Gregory was upstairs killing time by looking at the educational toys. He had already presented his ticket at the photography department counter, and had been told by a Chinese girl assistant to return in five minutes. He moved along the shelves until he came to a section labelled, ‘pocket-money toys’. He picked up a kaleidoscope and held it to his eye, and was enchanted by the lustrous colours and multiplicity of patterns it contained. Gregory was impressed that it took only a slight turn of the metal tube for the luminous interior to regenerate itself into an entirely different multi-faceted world.

He took a wire basket from the stack next to the escalator and put the kaleidoscope inside. Why shouldn’t he buy toys for himself, he thought. He didn’t remember having many as a boy, and the few he did have, the train set and the lead soldiers, he was always having to tidy away. He bought himself two glove puppets, a monkey with a face that made him laugh, and a dog with a lolling left tongue. He bought a Scuba Diver Action Man, a Barbie Doll in a wedding dress and Ken her boyfriend in top hat and tails. Once started, he couldn’t stop. He bought a battery-driven robot, a baby doll that wet herself, and a Hornby model train. Two metres of track, a railway station and, inside a bubble pack, a station-master, a guard and two porters. The woman at the toy department checkout asked him how many children he had. “Three,” he said. “Two boys and a girl.” Then, burdened by two carrier bags and the bulk and length of the train set, he collected the envelope of photographs from the Chinese girl.

He sat down in the pedestrian precinct, on a wooden bench outside the shop, settled his parcels and bags around him and opened the envelope. He sorted through them quickly, until he came to the three he’d taken first. His wife was in each photograph, as were the tall man and the dog. They were in the doorway of the shop, but, bafflingly, in each photograph there was another person. A beautiful dark-haired adolescent girl, wearing the uniform of one of the city’s premier girls’ schools. Gregory knew there had been nobody else in the doorway when he took the three photographs of his wife and the tall man. There had obviously been a mistake made during the processing. Somehow an image of a schoolgirl with a dazzling smile had been superimposed on to his own photographs.

He struggled back into the shop and told the Chinese girl in the photography department that they had ruined his photographs, thanks to ‘their sloppy developing procedures’. The departmental manager, a Mr Crow, came from behind a door marked ‘Staff’. He introduced himself and asked how he could help Gregory. Gregory informed Mr Crow that unless he received a new disposable camera and a gift voucher as compensation for his ruined photographs, he would be taking him to the Small Claims Court, once Christmas was over.
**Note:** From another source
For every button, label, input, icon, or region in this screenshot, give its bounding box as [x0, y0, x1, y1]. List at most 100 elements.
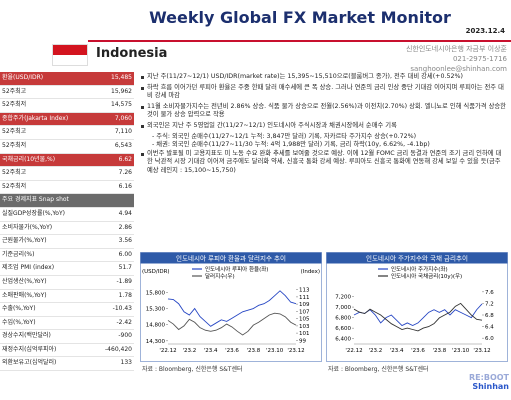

Mr Crow looked down at the photographs which were causing all the trouble. He couldn’t work out what the silly sod was going on about. The photographs were a family group: the lovely girl in the uniform had her mother’s hair and eyes, and her father’s mouth and slim build. The three of them were beautifully framed in the shop doorway. The quality of the film was very good. No way was he going to give the nutter in the stupid hat anything at all. Eventually, after Gregory grew louder and more insistent in his complaints, Mr Crow rang security and Gregory was escorted from the premises by a silent security guard.